«Tu sais quoi? demande le globetrotteur argentin Federico Aubele. Avant de m'installer à New York il y a quelques mois, j'ai songé à déménager à Montréal... Le fait que les gens y parlent français, le côté à la fois européen et américain, qui n'est pas sans rappeler Buenos Aires - mais en moins chaotique! -, tout ça me fait vraiment apprécier votre ville.» Sentiment réciproque, selon toute vraisemblance, puisque le chanteur et producteur pop électro-latino ne manque jamais de trouver son public à chacune de ses visites.

La dernière fois, il s'est produit à la Sala Rossa; le Festival de jazz l'avait invité en salle à deux reprises auparavant, en 2005 et 2007. Cette fois, ce sera l'opération grande séduction: deux concerts extérieurs ce soir (à 21 h et 23 h, sur la scène du Festival) pour lui assurer une plus grande exposition aux festivaliers montréalais.

Séduction, il n'y a pas meilleur mot.
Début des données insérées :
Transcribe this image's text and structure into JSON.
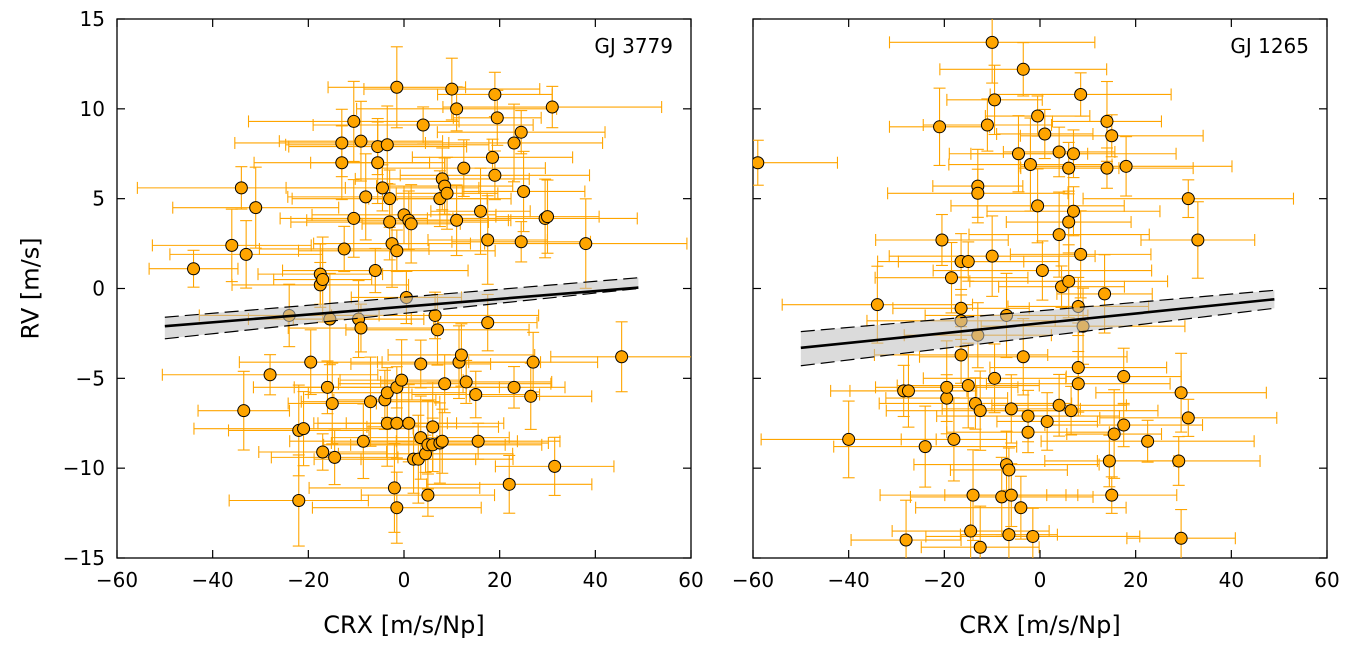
{
  "chart_data": [
    {
      "type": "scatter",
      "title": "GJ 3779",
      "xlabel": "CRX [m/s/Np]",
      "ylabel": "RV [m/s]",
      "xlim": [
        -60,
        60
      ],
      "ylim": [
        -15,
        15
      ],
      "xticks": [
        "−60",
        "−40",
        "−20",
        "0",
        "20",
        "40",
        "60"
      ],
      "yticks": [
        "15",
        "10",
        "5",
        "0",
        "−5",
        "−10",
        "−15"
      ],
      "grid": false,
      "point_color": "#ffa500",
      "errorbar_color": "#ffa500",
      "fit": {
        "x": [
          -50,
          49
        ],
        "y": [
          -2.1,
          0.05
        ],
        "band_low": [
          -2.8,
          0.0
        ],
        "band_high": [
          -1.6,
          0.6
        ]
      },
      "points": [
        {
          "x": -44,
          "y": 1.1
        },
        {
          "x": -36,
          "y": 2.4
        },
        {
          "x": -34,
          "y": 5.6
        },
        {
          "x": -33,
          "y": 1.9
        },
        {
          "x": -31,
          "y": 4.5
        },
        {
          "x": -33.5,
          "y": -6.8
        },
        {
          "x": -28,
          "y": -4.8
        },
        {
          "x": -24,
          "y": -1.5
        },
        {
          "x": -22,
          "y": -11.8
        },
        {
          "x": -22,
          "y": -7.9
        },
        {
          "x": -21,
          "y": -7.8
        },
        {
          "x": -19.5,
          "y": -4.1
        },
        {
          "x": -17.5,
          "y": 0.8
        },
        {
          "x": -17.5,
          "y": 0.2
        },
        {
          "x": -17,
          "y": 0.5
        },
        {
          "x": -17,
          "y": -9.1
        },
        {
          "x": -16,
          "y": -5.5
        },
        {
          "x": -15.5,
          "y": -1.7
        },
        {
          "x": -15,
          "y": -6.4
        },
        {
          "x": -14.5,
          "y": -9.4
        },
        {
          "x": -13,
          "y": 8.1
        },
        {
          "x": -13,
          "y": 7.0
        },
        {
          "x": -12.5,
          "y": 2.2
        },
        {
          "x": -10.5,
          "y": 9.3
        },
        {
          "x": -10.5,
          "y": 3.9
        },
        {
          "x": -9.5,
          "y": -1.7
        },
        {
          "x": -9,
          "y": 8.2
        },
        {
          "x": -9,
          "y": -2.2
        },
        {
          "x": -8.5,
          "y": -8.5
        },
        {
          "x": -8,
          "y": 5.1
        },
        {
          "x": -7,
          "y": -6.3
        },
        {
          "x": -6,
          "y": 1.0
        },
        {
          "x": -5.5,
          "y": 7.9
        },
        {
          "x": -5.5,
          "y": 7.0
        },
        {
          "x": -4.5,
          "y": 5.6
        },
        {
          "x": -4,
          "y": -6.2
        },
        {
          "x": -3.5,
          "y": 8.0
        },
        {
          "x": -3.5,
          "y": -5.8
        },
        {
          "x": -3.5,
          "y": -7.5
        },
        {
          "x": -3,
          "y": 5.0
        },
        {
          "x": -3,
          "y": 3.7
        },
        {
          "x": -2.5,
          "y": 2.5
        },
        {
          "x": -2,
          "y": -11.1
        },
        {
          "x": -1.5,
          "y": 11.2
        },
        {
          "x": -1.5,
          "y": 2.1
        },
        {
          "x": -1.5,
          "y": -12.2
        },
        {
          "x": -1.5,
          "y": -7.5
        },
        {
          "x": -1.5,
          "y": -5.5
        },
        {
          "x": -0.5,
          "y": -5.1
        },
        {
          "x": 0,
          "y": 4.1
        },
        {
          "x": 0.5,
          "y": -0.5
        },
        {
          "x": 1,
          "y": 3.8
        },
        {
          "x": 1,
          "y": -7.5
        },
        {
          "x": 1.5,
          "y": 3.6
        },
        {
          "x": 2,
          "y": -9.5
        },
        {
          "x": 3,
          "y": -9.5
        },
        {
          "x": 3.5,
          "y": -4.2
        },
        {
          "x": 3.5,
          "y": -8.3
        },
        {
          "x": 4,
          "y": 9.1
        },
        {
          "x": 4.5,
          "y": -9.2
        },
        {
          "x": 5,
          "y": -11.5
        },
        {
          "x": 5,
          "y": -8.7
        },
        {
          "x": 6,
          "y": -8.7
        },
        {
          "x": 6,
          "y": -7.7
        },
        {
          "x": 6.5,
          "y": -1.5
        },
        {
          "x": 7,
          "y": -2.3
        },
        {
          "x": 7.5,
          "y": 5.0
        },
        {
          "x": 7.5,
          "y": -8.6
        },
        {
          "x": 8,
          "y": 6.1
        },
        {
          "x": 8,
          "y": -8.5
        },
        {
          "x": 8.5,
          "y": 5.7
        },
        {
          "x": 8.5,
          "y": -5.3
        },
        {
          "x": 9,
          "y": 5.3
        },
        {
          "x": 10,
          "y": 11.1
        },
        {
          "x": 11,
          "y": 10.0
        },
        {
          "x": 11,
          "y": 3.8
        },
        {
          "x": 11.5,
          "y": -4.1
        },
        {
          "x": 12,
          "y": -3.7
        },
        {
          "x": 12.5,
          "y": 6.7
        },
        {
          "x": 13,
          "y": -5.2
        },
        {
          "x": 15,
          "y": -5.9
        },
        {
          "x": 15.5,
          "y": -8.5
        },
        {
          "x": 16,
          "y": 4.3
        },
        {
          "x": 17.5,
          "y": 2.7
        },
        {
          "x": 17.5,
          "y": -1.9
        },
        {
          "x": 18.5,
          "y": 7.3
        },
        {
          "x": 19,
          "y": 10.8
        },
        {
          "x": 19,
          "y": 6.3
        },
        {
          "x": 19.5,
          "y": 9.5
        },
        {
          "x": 22,
          "y": -10.9
        },
        {
          "x": 23,
          "y": 8.1
        },
        {
          "x": 23,
          "y": -5.5
        },
        {
          "x": 24.5,
          "y": 8.7
        },
        {
          "x": 24.5,
          "y": 2.6
        },
        {
          "x": 25,
          "y": 5.4
        },
        {
          "x": 26.5,
          "y": -6.0
        },
        {
          "x": 27,
          "y": -4.1
        },
        {
          "x": 29.5,
          "y": 3.9
        },
        {
          "x": 30,
          "y": 4.0
        },
        {
          "x": 31,
          "y": 10.1
        },
        {
          "x": 31.5,
          "y": -9.9
        },
        {
          "x": 38,
          "y": 2.5
        },
        {
          "x": 45.5,
          "y": -3.8
        }
      ]
    },
    {
      "type": "scatter",
      "title": "GJ 1265",
      "xlabel": "CRX [m/s/Np]",
      "ylabel": "",
      "xlim": [
        -60,
        60
      ],
      "ylim": [
        -15,
        15
      ],
      "xticks": [
        "−60",
        "−40",
        "−20",
        "0",
        "20",
        "40",
        "60"
      ],
      "yticks": [],
      "grid": false,
      "point_color": "#ffa500",
      "errorbar_color": "#ffa500",
      "fit": {
        "x": [
          -50,
          49
        ],
        "y": [
          -3.3,
          -0.6
        ],
        "band_low": [
          -4.3,
          -1.1
        ],
        "band_high": [
          -2.4,
          -0.1
        ]
      },
      "points": [
        {
          "x": -59,
          "y": 7.0
        },
        {
          "x": -40,
          "y": -8.4
        },
        {
          "x": -34,
          "y": -0.9
        },
        {
          "x": -28.5,
          "y": -5.7
        },
        {
          "x": -28,
          "y": -14.0
        },
        {
          "x": -27.5,
          "y": -5.7
        },
        {
          "x": -24,
          "y": -8.8
        },
        {
          "x": -21,
          "y": 9.0
        },
        {
          "x": -20.5,
          "y": 2.7
        },
        {
          "x": -19.5,
          "y": -6.1
        },
        {
          "x": -19.5,
          "y": -5.5
        },
        {
          "x": -18.5,
          "y": 0.6
        },
        {
          "x": -18,
          "y": -8.4
        },
        {
          "x": -16.5,
          "y": 1.5
        },
        {
          "x": -16.5,
          "y": -1.1
        },
        {
          "x": -16.5,
          "y": -1.8
        },
        {
          "x": -16.5,
          "y": -3.7
        },
        {
          "x": -15,
          "y": 1.5
        },
        {
          "x": -15,
          "y": -5.4
        },
        {
          "x": -14.5,
          "y": -13.5
        },
        {
          "x": -14,
          "y": -11.5
        },
        {
          "x": -13.5,
          "y": -6.4
        },
        {
          "x": -13,
          "y": 5.7
        },
        {
          "x": -13,
          "y": 5.3
        },
        {
          "x": -13,
          "y": -2.6
        },
        {
          "x": -12.5,
          "y": -6.8
        },
        {
          "x": -12.5,
          "y": -14.4
        },
        {
          "x": -11,
          "y": 9.1
        },
        {
          "x": -10,
          "y": 13.7
        },
        {
          "x": -10,
          "y": 1.8
        },
        {
          "x": -9.5,
          "y": 10.5
        },
        {
          "x": -9.5,
          "y": -5.0
        },
        {
          "x": -8,
          "y": -11.6
        },
        {
          "x": -7,
          "y": -9.8
        },
        {
          "x": -7,
          "y": -1.5
        },
        {
          "x": -6.5,
          "y": -13.7
        },
        {
          "x": -6.5,
          "y": -10.1
        },
        {
          "x": -6,
          "y": -11.5
        },
        {
          "x": -6,
          "y": -6.7
        },
        {
          "x": -4.5,
          "y": 7.5
        },
        {
          "x": -4,
          "y": -12.2
        },
        {
          "x": -3.5,
          "y": 12.2
        },
        {
          "x": -3.5,
          "y": -3.8
        },
        {
          "x": -2.5,
          "y": -8.0
        },
        {
          "x": -2.5,
          "y": -7.1
        },
        {
          "x": -2,
          "y": 6.9
        },
        {
          "x": -1.5,
          "y": -13.8
        },
        {
          "x": -0.5,
          "y": 9.6
        },
        {
          "x": -0.5,
          "y": 4.6
        },
        {
          "x": 0.5,
          "y": 1.0
        },
        {
          "x": 1,
          "y": 8.6
        },
        {
          "x": 1.5,
          "y": -7.4
        },
        {
          "x": 4,
          "y": 7.6
        },
        {
          "x": 4,
          "y": 3.0
        },
        {
          "x": 4,
          "y": -6.5
        },
        {
          "x": 4.5,
          "y": 0.1
        },
        {
          "x": 6,
          "y": 6.7
        },
        {
          "x": 6,
          "y": 3.7
        },
        {
          "x": 6,
          "y": 0.4
        },
        {
          "x": 6.5,
          "y": -6.8
        },
        {
          "x": 7,
          "y": 7.5
        },
        {
          "x": 7,
          "y": 4.3
        },
        {
          "x": 8,
          "y": -1.0
        },
        {
          "x": 8,
          "y": -4.4
        },
        {
          "x": 8,
          "y": -5.3
        },
        {
          "x": 8.5,
          "y": 10.8
        },
        {
          "x": 8.5,
          "y": 1.9
        },
        {
          "x": 9,
          "y": -2.1
        },
        {
          "x": 13.5,
          "y": -0.3
        },
        {
          "x": 14,
          "y": 9.3
        },
        {
          "x": 14,
          "y": 6.7
        },
        {
          "x": 14.5,
          "y": -9.6
        },
        {
          "x": 15,
          "y": 8.5
        },
        {
          "x": 15,
          "y": -11.5
        },
        {
          "x": 15.5,
          "y": -8.1
        },
        {
          "x": 17.5,
          "y": -4.9
        },
        {
          "x": 17.5,
          "y": -7.6
        },
        {
          "x": 18,
          "y": 6.8
        },
        {
          "x": 22.5,
          "y": -8.5
        },
        {
          "x": 29,
          "y": -9.6
        },
        {
          "x": 29.5,
          "y": -5.8
        },
        {
          "x": 29.5,
          "y": -13.9
        },
        {
          "x": 31,
          "y": -7.2
        },
        {
          "x": 31,
          "y": 5.0
        },
        {
          "x": 33,
          "y": 2.7
        }
      ]
    }
  ]
}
Son dernier album, Amatoria, lancé fin mai, a été annoncé comme le plus personnel de sa courte discographie. «Parce que d'abord, pour la première fois, j'y chante», explique celui qui avait l'habitude d'inviter des chanteurs. «J'y joue aussi de tous les instruments, mais s'il est si personnel, c'est parce que j'y parle de mes relations amoureuses comme je ne l'avais jamais fait auparavant.»

Plus doux, langoureux et pop que les Gran Hotel Buenos Aires (2003) et Panamericana (2007), qui nous avaient permis de nous familiariser avec l'univers électro-pop d'Aubele, Amatoria ramène quand même au premier plan l'identité argentine de son auteur.
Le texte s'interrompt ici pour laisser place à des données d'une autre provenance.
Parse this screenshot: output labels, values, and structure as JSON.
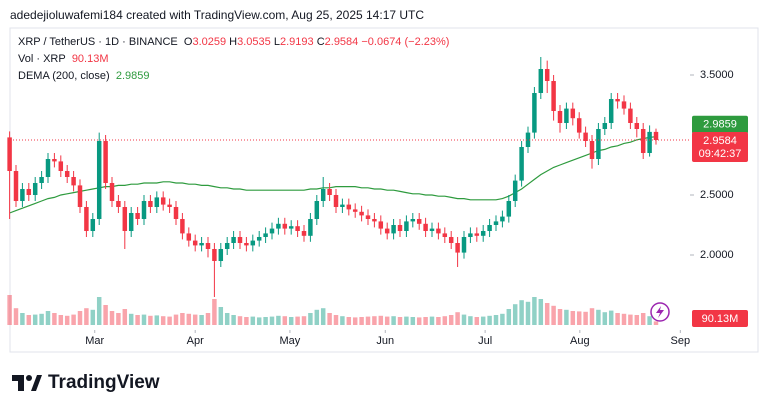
{
  "header": {
    "attribution": "adedejioluwafemi184 created with TradingView.com, Aug 25, 2025 14:17 UTC"
  },
  "chart_data": {
    "type": "candlestick",
    "symbol": "XRP / TetherUS · 1D · BINANCE",
    "ohlc_keys": [
      "O",
      "H",
      "L",
      "C"
    ],
    "change": {
      "value": -0.0674,
      "label": "−0.0674"
    },
    "change_percent": {
      "value": -2.23,
      "label": "(−2.23%)"
    },
    "up_color": "#089981",
    "down_color": "#f23645",
    "open": [
      2.98,
      2.7,
      2.45,
      2.55,
      2.5,
      2.6,
      2.65,
      2.8,
      2.78,
      2.7,
      2.65,
      2.58,
      2.4,
      2.2,
      2.3,
      2.95,
      2.6,
      2.45,
      2.4,
      2.2,
      2.35,
      2.3,
      2.45,
      2.4,
      2.48,
      2.42,
      2.4,
      2.3,
      2.18,
      2.12,
      2.08,
      2.1,
      2.05,
      1.95,
      2.05,
      2.1,
      2.15,
      2.1,
      2.08,
      2.12,
      2.15,
      2.18,
      2.22,
      2.26,
      2.22,
      2.24,
      2.2,
      2.16,
      2.3,
      2.45,
      2.55,
      2.5,
      2.4,
      2.42,
      2.38,
      2.36,
      2.33,
      2.3,
      2.28,
      2.22,
      2.18,
      2.25,
      2.2,
      2.28,
      2.3,
      2.26,
      2.2,
      2.22,
      2.18,
      2.15,
      2.1,
      2.02,
      2.15,
      2.18,
      2.16,
      2.2,
      2.25,
      2.28,
      2.32,
      2.45,
      2.62,
      2.9,
      3.02,
      3.35,
      3.55,
      3.45,
      3.2,
      3.1,
      3.22,
      3.14,
      3.02,
      2.95,
      2.8,
      3.05,
      3.1,
      3.3,
      3.28,
      3.22,
      3.1,
      3.05,
      2.85,
      3.0259
    ],
    "high": [
      3.03,
      2.75,
      2.6,
      2.6,
      2.65,
      2.7,
      2.85,
      2.85,
      2.83,
      2.75,
      2.7,
      2.63,
      2.45,
      2.35,
      3.02,
      3.0,
      2.65,
      2.5,
      2.45,
      2.4,
      2.4,
      2.5,
      2.5,
      2.53,
      2.53,
      2.47,
      2.45,
      2.35,
      2.23,
      2.17,
      2.15,
      2.15,
      2.1,
      2.1,
      2.15,
      2.2,
      2.2,
      2.15,
      2.17,
      2.2,
      2.23,
      2.27,
      2.31,
      2.31,
      2.29,
      2.29,
      2.25,
      2.35,
      2.5,
      2.65,
      2.6,
      2.55,
      2.47,
      2.47,
      2.43,
      2.41,
      2.38,
      2.35,
      2.33,
      2.27,
      2.3,
      2.3,
      2.33,
      2.35,
      2.35,
      2.31,
      2.27,
      2.27,
      2.23,
      2.2,
      2.15,
      2.2,
      2.23,
      2.23,
      2.25,
      2.3,
      2.33,
      2.37,
      2.5,
      2.67,
      2.95,
      3.07,
      3.4,
      3.65,
      3.62,
      3.5,
      3.25,
      3.27,
      3.27,
      3.19,
      3.07,
      3.0,
      3.1,
      3.15,
      3.35,
      3.35,
      3.33,
      3.27,
      3.15,
      3.1,
      3.08,
      3.0535
    ],
    "low": [
      2.3,
      2.4,
      2.4,
      2.45,
      2.45,
      2.55,
      2.6,
      2.73,
      2.65,
      2.6,
      2.53,
      2.35,
      2.15,
      2.15,
      2.25,
      2.55,
      2.4,
      2.35,
      2.05,
      2.15,
      2.25,
      2.25,
      2.35,
      2.35,
      2.37,
      2.35,
      2.25,
      2.13,
      2.07,
      2.03,
      2.03,
      1.98,
      1.65,
      1.9,
      2.0,
      2.05,
      2.05,
      2.03,
      2.03,
      2.07,
      2.1,
      2.13,
      2.17,
      2.17,
      2.17,
      2.15,
      2.11,
      2.11,
      2.25,
      2.4,
      2.45,
      2.35,
      2.35,
      2.33,
      2.31,
      2.28,
      2.25,
      2.23,
      2.17,
      2.13,
      2.13,
      2.15,
      2.15,
      2.23,
      2.21,
      2.15,
      2.15,
      2.13,
      2.1,
      2.05,
      1.9,
      1.97,
      2.1,
      2.11,
      2.11,
      2.15,
      2.2,
      2.23,
      2.27,
      2.4,
      2.57,
      2.85,
      2.97,
      3.3,
      3.35,
      3.12,
      3.02,
      3.05,
      3.08,
      2.97,
      2.9,
      2.72,
      2.75,
      3.0,
      3.05,
      3.22,
      3.17,
      3.05,
      2.98,
      2.8,
      2.82,
      2.9193
    ],
    "close": [
      2.7,
      2.45,
      2.55,
      2.5,
      2.6,
      2.65,
      2.8,
      2.78,
      2.7,
      2.65,
      2.58,
      2.4,
      2.2,
      2.3,
      2.95,
      2.6,
      2.45,
      2.4,
      2.2,
      2.35,
      2.3,
      2.45,
      2.4,
      2.48,
      2.42,
      2.4,
      2.3,
      2.18,
      2.12,
      2.08,
      2.1,
      2.05,
      1.95,
      2.05,
      2.1,
      2.15,
      2.1,
      2.08,
      2.12,
      2.15,
      2.18,
      2.22,
      2.26,
      2.22,
      2.24,
      2.2,
      2.16,
      2.3,
      2.45,
      2.55,
      2.5,
      2.4,
      2.42,
      2.38,
      2.36,
      2.33,
      2.3,
      2.28,
      2.22,
      2.18,
      2.25,
      2.2,
      2.28,
      2.3,
      2.26,
      2.2,
      2.22,
      2.18,
      2.15,
      2.1,
      2.02,
      2.15,
      2.18,
      2.16,
      2.2,
      2.25,
      2.28,
      2.32,
      2.45,
      2.62,
      2.9,
      3.02,
      3.35,
      3.55,
      3.45,
      3.2,
      3.1,
      3.22,
      3.14,
      3.02,
      2.95,
      2.8,
      3.05,
      3.1,
      3.3,
      3.28,
      3.22,
      3.1,
      3.05,
      2.85,
      3.0259,
      2.9584
    ],
    "volume": {
      "name": "Vol · XRP",
      "last_label": "90.13M",
      "vlim": [
        0,
        1600
      ],
      "values": [
        750,
        420,
        300,
        250,
        260,
        280,
        350,
        300,
        250,
        230,
        260,
        350,
        420,
        380,
        700,
        500,
        350,
        300,
        400,
        280,
        250,
        260,
        230,
        240,
        220,
        210,
        260,
        300,
        280,
        260,
        250,
        300,
        650,
        450,
        300,
        250,
        220,
        200,
        210,
        190,
        200,
        210,
        230,
        220,
        200,
        210,
        220,
        300,
        380,
        420,
        300,
        250,
        220,
        200,
        190,
        200,
        210,
        220,
        230,
        210,
        220,
        200,
        210,
        200,
        190,
        200,
        210,
        200,
        220,
        250,
        320,
        260,
        220,
        200,
        210,
        230,
        250,
        280,
        400,
        520,
        620,
        580,
        700,
        650,
        550,
        480,
        400,
        380,
        350,
        340,
        330,
        420,
        380,
        320,
        360,
        300,
        280,
        260,
        250,
        300,
        220,
        90.13
      ]
    },
    "dema": {
      "name": "DEMA (200, close)",
      "color": "#2e9b3e",
      "values": [
        2.35,
        2.37,
        2.39,
        2.41,
        2.43,
        2.45,
        2.47,
        2.48,
        2.5,
        2.51,
        2.52,
        2.53,
        2.54,
        2.55,
        2.56,
        2.57,
        2.57,
        2.58,
        2.58,
        2.59,
        2.59,
        2.6,
        2.6,
        2.6,
        2.61,
        2.61,
        2.6,
        2.6,
        2.59,
        2.59,
        2.58,
        2.58,
        2.57,
        2.56,
        2.56,
        2.55,
        2.55,
        2.54,
        2.54,
        2.54,
        2.54,
        2.54,
        2.54,
        2.54,
        2.54,
        2.54,
        2.54,
        2.55,
        2.55,
        2.56,
        2.56,
        2.57,
        2.57,
        2.57,
        2.57,
        2.56,
        2.56,
        2.55,
        2.55,
        2.54,
        2.54,
        2.53,
        2.52,
        2.51,
        2.51,
        2.5,
        2.5,
        2.49,
        2.49,
        2.48,
        2.47,
        2.47,
        2.46,
        2.46,
        2.46,
        2.46,
        2.46,
        2.47,
        2.49,
        2.52,
        2.55,
        2.59,
        2.63,
        2.67,
        2.7,
        2.73,
        2.75,
        2.77,
        2.79,
        2.81,
        2.83,
        2.85,
        2.87,
        2.88,
        2.9,
        2.91,
        2.93,
        2.94,
        2.96,
        2.97,
        2.98,
        2.9859
      ]
    },
    "countdown": "09:42:37",
    "ylim": [
      1.375,
      3.875
    ],
    "yticks": [
      {
        "value": 3.5,
        "label": "3.5000"
      },
      {
        "value": 2.5,
        "label": "2.5000"
      },
      {
        "value": 2.0,
        "label": "2.0000"
      }
    ],
    "xlim": [
      -1.5,
      106
    ],
    "xticks": [
      {
        "value": 13.3,
        "label": "Mar"
      },
      {
        "value": 29.0,
        "label": "Apr"
      },
      {
        "value": 43.8,
        "label": "May"
      },
      {
        "value": 58.7,
        "label": "Jun"
      },
      {
        "value": 74.3,
        "label": "Jul"
      },
      {
        "value": 89.1,
        "label": "Aug"
      },
      {
        "value": 104.8,
        "label": "Sep"
      }
    ],
    "grid": false
  },
  "footer": {
    "logo": "TradingView"
  }
}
«C'est curieux parce que les réactions sont plutôt positives à propos de ce disque, mais en même temps, j'ai surtout l'impression de gagner de nouveaux fans, estime-t-il. Je sens que plusieurs de mes anciens fans, qui appréciaient le côté rythmé et groovy de mes précédents disques, ont moins accroché sur la musique d'Amatoria

«D'un autre côté, poursuit-il, on ne vient pas à mes spectacles en espérant danser du début à la fin. À Montréal, ce sera très doux. Cinq musiciens - Aubele inclus - monteront sur scène pour reproduire les ambiances délicates et finement accrocheuses du compositeur, qui incorpore à sa pop autant d'éléments électroniques que de références au tango argentin, à la bossa brésilienne ou au bolero mexicain.

«Pourtant, je ne peux pas dire que je suis un grand connaisseur de tango; j'y ai été exposé, un peu comme tous les Argentins, et j'apprécie la musique du Piazzola, mais ma culture tango s'arrête pas mal à ces grands de la scène. Ces racines musicales sont cependant très importantes pour moi, comme si, étant éloigné de l'Argentine, elles ressortaient tout naturellement dans ma musique.»
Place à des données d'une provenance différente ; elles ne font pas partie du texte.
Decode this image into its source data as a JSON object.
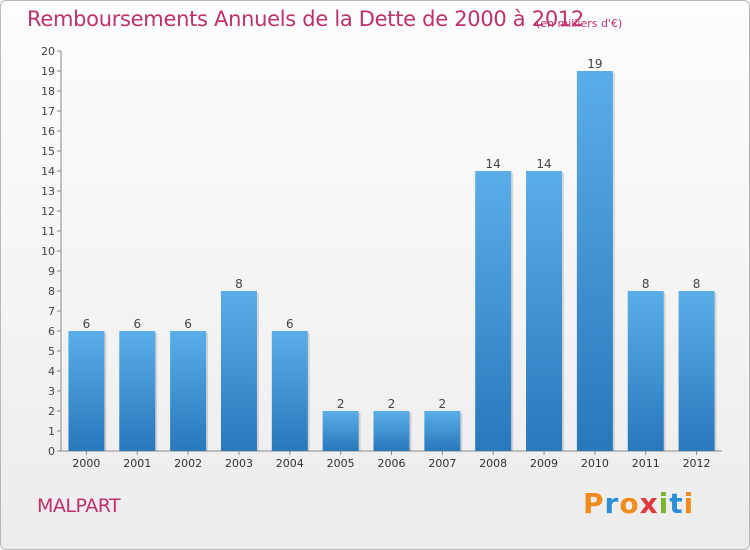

Expatrié en 2001, «au moment de la crise économique qui sévissait, c'était pour moi le signal qu'il fallait partir», Aubele a tour à tour habité Berlin, Barcelone, Washington (où se trouvent les bureaux de son label, Eighteenth Street Lounge, propriété du duo Thievery Corporation) et, plus récemment, New York, «où je commence seulement à me sentir à l'aise. C'est une belle ville, et c'est facile d'y travailler».

Vous n'avez pas un peu le mal du pays, Federico? «Je suis toujours content lorsque j'y retourne pour retrouver la famille et les amis proches, dit-il. Mais je semble incapable de rester en place, il faut toujours que j'aille voir ailleurs. Étrangement, je sens que les acteurs de la scène musicale en Argentine me considèrent comme une sorte d'étranger...»

Comme on dit, nul n'est prophète...

 

En un mot

Nouveau chouchou des Montréalais, il fait du lounge pop aux accents de tango.

Dernier disque

Amatoria, Eighteenth Street Lounge (2009).